XDOF builds data pipelines, collection tools, and annotation systems for robotics foundation models.
XDOF builds infrastructure for robotics foundation models. Its core offering includes data pipelines, collection tools, and annotation systems that enable frontier AI labs and robotics companies to generate, clean, and label the physical interaction data needed to train capable robots.
The company operates across a three-tier data pyramid. The most valuable tier uses teleoperation on deployed robots. The middle tier applies general teleoperated collection through GELLO-style frameworks, while the third tier captures egocentric data from humans performing everyday tasks.
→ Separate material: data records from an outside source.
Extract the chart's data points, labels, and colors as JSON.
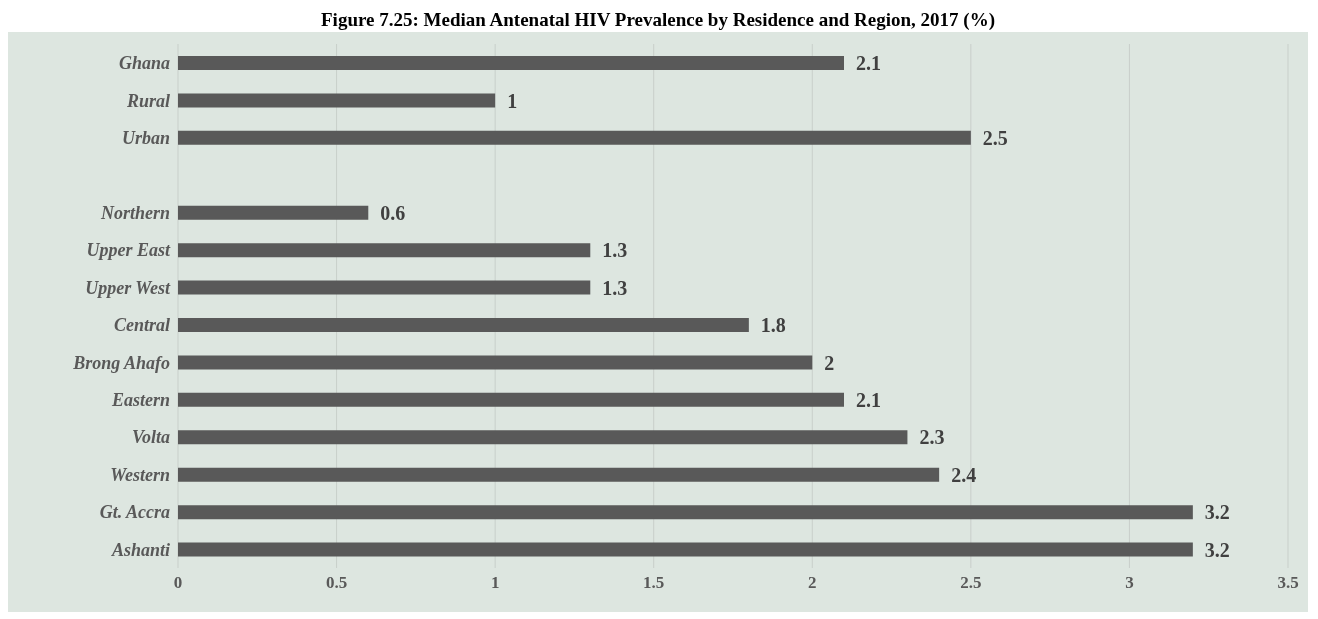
{
  "chart_data": {
    "type": "bar",
    "orientation": "horizontal",
    "title": "Figure 7.25: Median Antenatal HIV Prevalence by Residence and Region, 2017 (%)",
    "categories": [
      "Ghana",
      "Rural",
      "Urban",
      null,
      "Northern",
      "Upper East",
      "Upper West",
      "Central",
      "Brong Ahafo",
      "Eastern",
      "Volta",
      "Western",
      "Gt. Accra",
      "Ashanti"
    ],
    "values": [
      2.1,
      1,
      2.5,
      null,
      0.6,
      1.3,
      1.3,
      1.8,
      2,
      2.1,
      2.3,
      2.4,
      3.2,
      3.2
    ],
    "color": "#595959",
    "xlim": [
      0,
      3.5
    ],
    "xticks": [
      0,
      0.5,
      1,
      1.5,
      2,
      2.5,
      3,
      3.5
    ],
    "grid": "x",
    "data_labels": true,
    "legend": false
  }
}
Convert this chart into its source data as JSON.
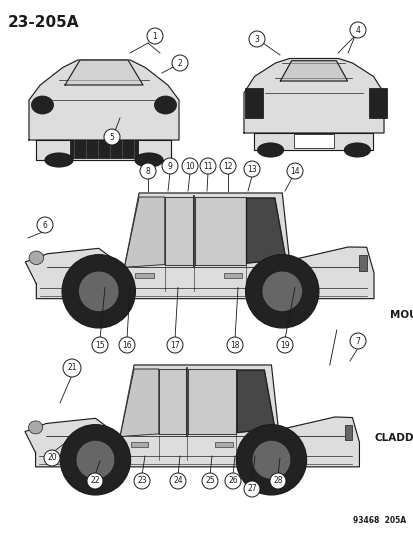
{
  "title": "23-205A",
  "footer_code": "93468  205A",
  "moulding_label": "MOULDING",
  "cladding_label": "CLADDING",
  "bg_color": "#ffffff",
  "line_color": "#1a1a1a",
  "gray_dark": "#222222",
  "gray_mid": "#666666",
  "gray_light": "#aaaaaa",
  "gray_lighter": "#dddddd",
  "fig_width": 4.14,
  "fig_height": 5.33,
  "dpi": 100
}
The robotics industry is racing toward general-purpose physical intelligence, but a critical data bottleneck remains. While generative models have consumed vast public text, robots need high-fidelity physical interaction data that cannot be scraped from the internet, creating demand for specialized data infrastructure.
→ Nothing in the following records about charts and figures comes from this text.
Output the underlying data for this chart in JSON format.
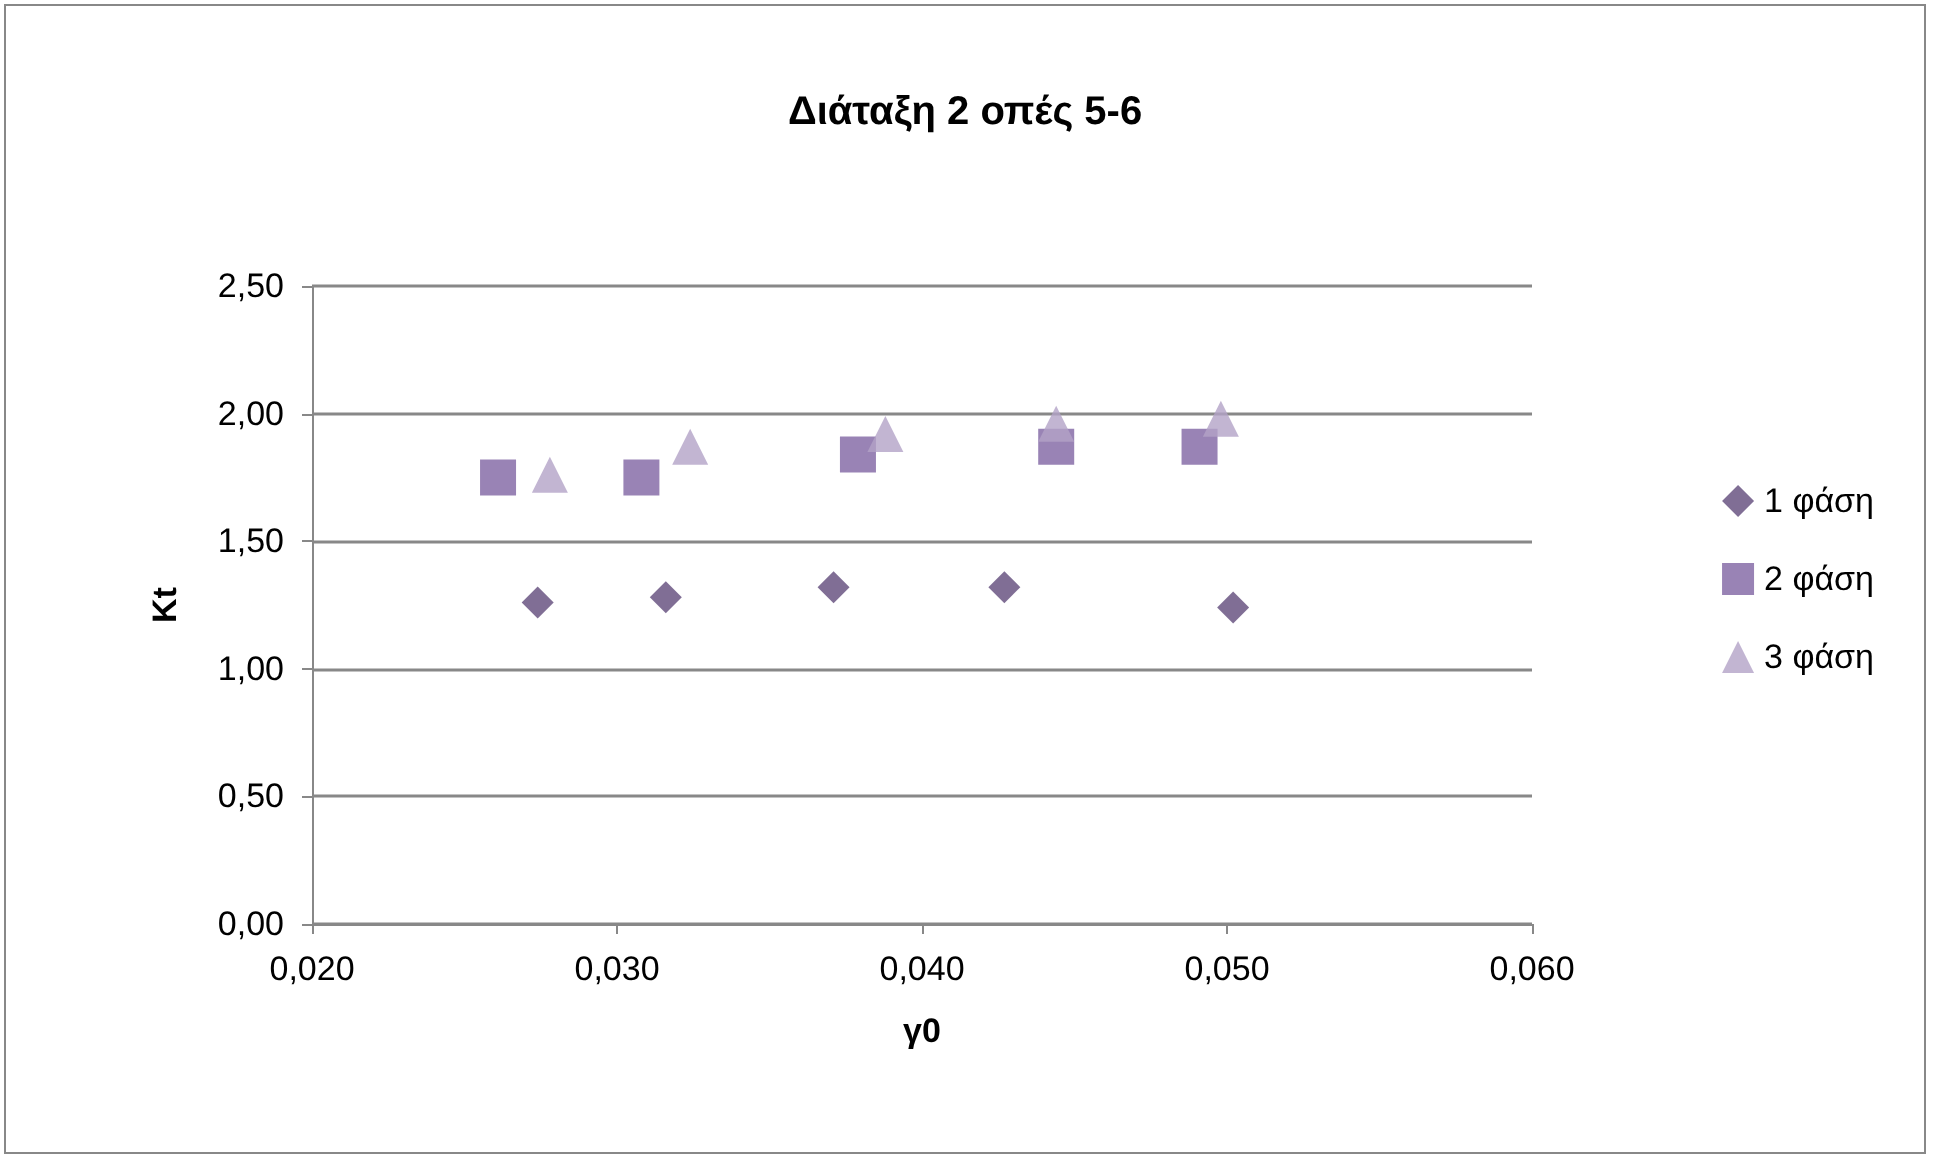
{
  "chart_data": {
    "type": "scatter",
    "title": "Διάταξη 2 οπές 5-6",
    "xlabel": "γ0",
    "ylabel": "Kt",
    "xlim": [
      0.02,
      0.06
    ],
    "xticks": [
      {
        "value": 0.02,
        "label": "0,020"
      },
      {
        "value": 0.03,
        "label": "0,030"
      },
      {
        "value": 0.04,
        "label": "0,040"
      },
      {
        "value": 0.05,
        "label": "0,050"
      },
      {
        "value": 0.06,
        "label": "0,060"
      }
    ],
    "ylim": [
      0,
      2.5
    ],
    "yticks": [
      {
        "value": 0,
        "label": "0,00"
      },
      {
        "value": 0.5,
        "label": "0,50"
      },
      {
        "value": 1,
        "label": "1,00"
      },
      {
        "value": 1.5,
        "label": "1,50"
      },
      {
        "value": 2,
        "label": "2,00"
      },
      {
        "value": 2.5,
        "label": "2,50"
      }
    ],
    "grid": "y",
    "legend": "right",
    "series": [
      {
        "name": "1 φάση",
        "color": "#604a7b",
        "marker": "diamond",
        "x": [
          0.0274,
          0.0316,
          0.0371,
          0.0427,
          0.0502
        ],
        "values": [
          1.26,
          1.28,
          1.32,
          1.32,
          1.24
        ]
      },
      {
        "name": "2 φάση",
        "color": "#8064a2",
        "marker": "square",
        "x": [
          0.0261,
          0.0308,
          0.0379,
          0.0444,
          0.0491
        ],
        "values": [
          1.75,
          1.75,
          1.84,
          1.87,
          1.87
        ]
      },
      {
        "name": "3 φάση",
        "color": "#b3a2c7",
        "marker": "triangle",
        "x": [
          0.0278,
          0.0324,
          0.0388,
          0.0444,
          0.0498
        ],
        "values": [
          1.76,
          1.87,
          1.92,
          1.96,
          1.98
        ]
      }
    ]
  }
}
XDOF is betting that data collection, cleaning, and annotation will become a foundational layer of the physical AI stack. Frontier AI labs and robotics companies appear willing to outsource this capital-intensive, operationally complex work rather than build warehouses of robots and train armies of teleoperators themselves.
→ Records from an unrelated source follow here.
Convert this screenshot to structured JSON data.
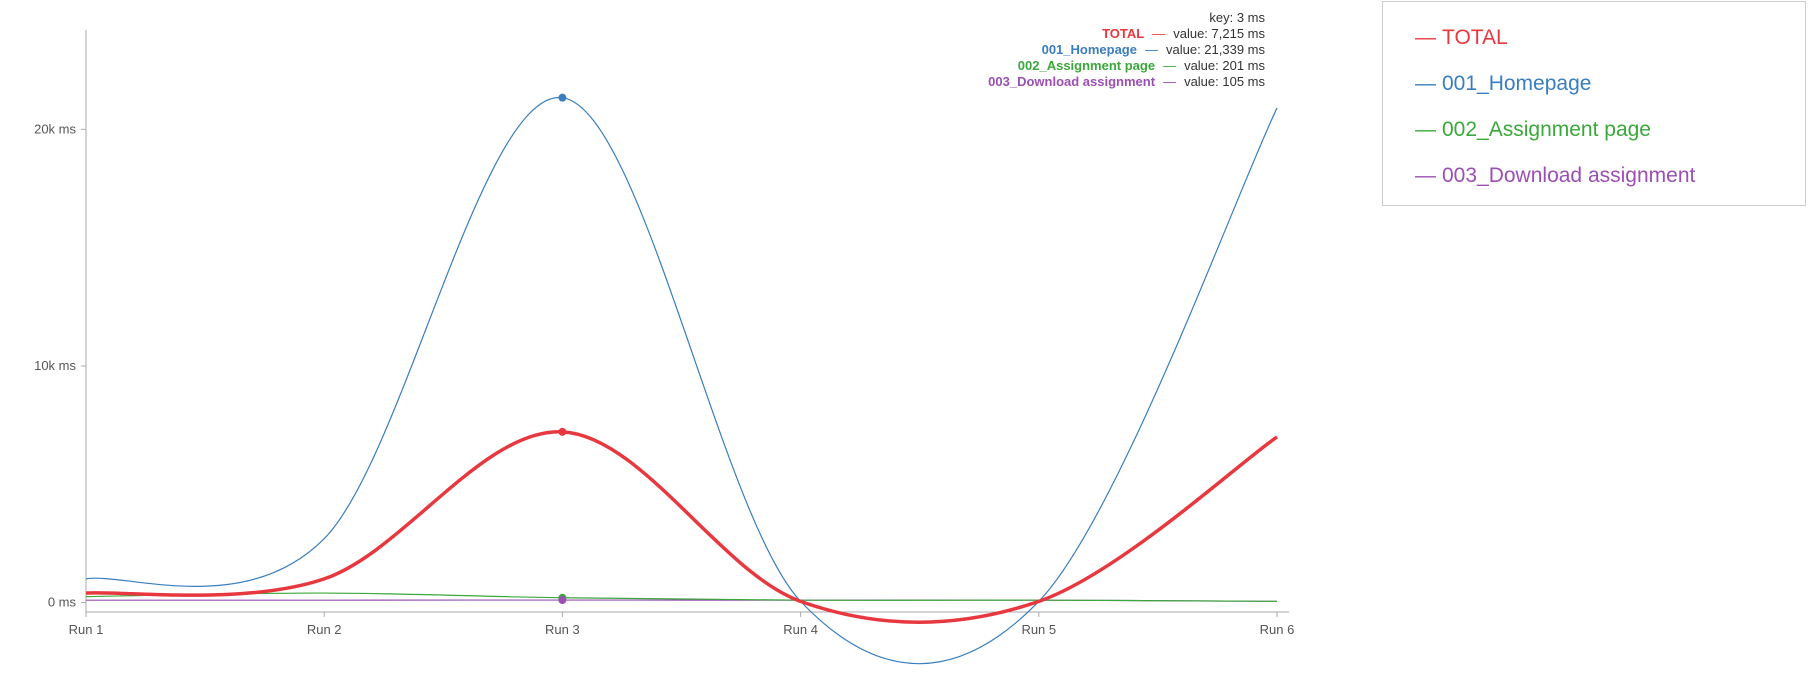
{
  "chart_data": {
    "type": "line",
    "categories": [
      "Run 1",
      "Run 2",
      "Run 3",
      "Run 4",
      "Run 5",
      "Run 6"
    ],
    "y_unit": "ms",
    "y_ticks": [
      {
        "value": 0,
        "label": "0 ms"
      },
      {
        "value": 10000,
        "label": "10k ms"
      },
      {
        "value": 20000,
        "label": "20k ms"
      }
    ],
    "ylim": [
      -400,
      24200
    ],
    "grid": false,
    "legend_position": "right",
    "series": [
      {
        "name": "TOTAL",
        "color": "#e8383f",
        "values": [
          400,
          1000,
          7215,
          50,
          50,
          7000
        ]
      },
      {
        "name": "001_Homepage",
        "color": "#3a7ebf",
        "values": [
          1000,
          2700,
          21339,
          50,
          50,
          20900
        ]
      },
      {
        "name": "002_Assignment page",
        "color": "#3aa83a",
        "values": [
          250,
          400,
          201,
          100,
          100,
          50
        ]
      },
      {
        "name": "003_Download assignment",
        "color": "#9b4fb3",
        "values": [
          100,
          100,
          105,
          100,
          100,
          50
        ]
      }
    ],
    "tooltip": {
      "key_label": "key: 3 ms",
      "index": 2,
      "rows": [
        {
          "name": "TOTAL",
          "value_label": "value: 7,215 ms"
        },
        {
          "name": "001_Homepage",
          "value_label": "value: 21,339 ms"
        },
        {
          "name": "002_Assignment page",
          "value_label": "value: 201 ms"
        },
        {
          "name": "003_Download assignment",
          "value_label": "value: 105 ms"
        }
      ]
    }
  }
}
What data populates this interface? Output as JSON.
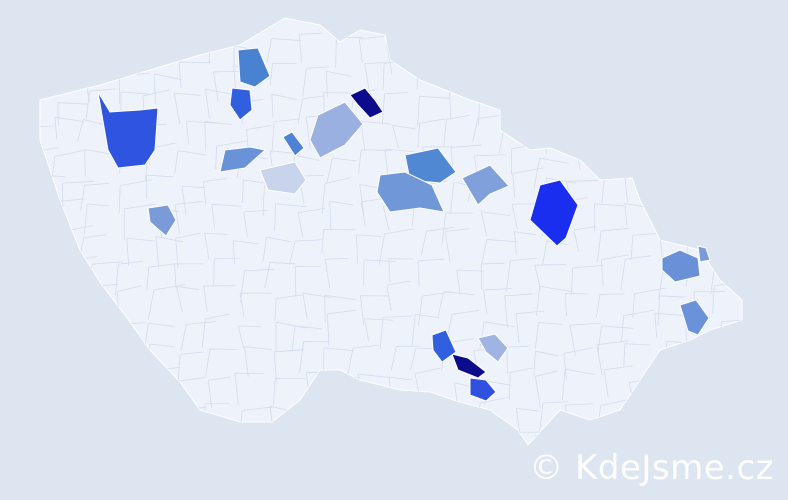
{
  "map": {
    "base_fill": "#eef2fa",
    "border_color": "#ffffff",
    "background": "#dde5f1",
    "highlighted_region_colors": [
      "#0b0b8c",
      "#0b0b8c",
      "#1a2ef0",
      "#2f55e0",
      "#3060e0",
      "#4a82d2",
      "#4f82d6",
      "#6a92d8",
      "#9ab0e0",
      "#c8d4ec",
      "#5088d4",
      "#7098d8",
      "#80a0dc",
      "#7a9ad8",
      "#6a90d8",
      "#7a9ad8",
      "#6a92d8",
      "#3060e0",
      "#a0b4e4",
      "#3050e0"
    ]
  },
  "watermark": "© KdeJsme.cz"
}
XDOF differentiates through its full-stack expertise spanning hardware, operations, and policy training, rooted in Berkeley AI research. The founding team co-authored GELLO, a widely adopted low-cost teleoperation system, giving the company deep credibility in data collection tooling.
The company also combines data provision with cleaning, tooling, and annotation to create a self-reinforcing feedback loop for robot trainers. Its open-source ABC-130K dataset, released with UC Berkeley, contains more than 130,000 episodes across 195 bimanual manipulation tasks, demonstrating operational scale and research credibility.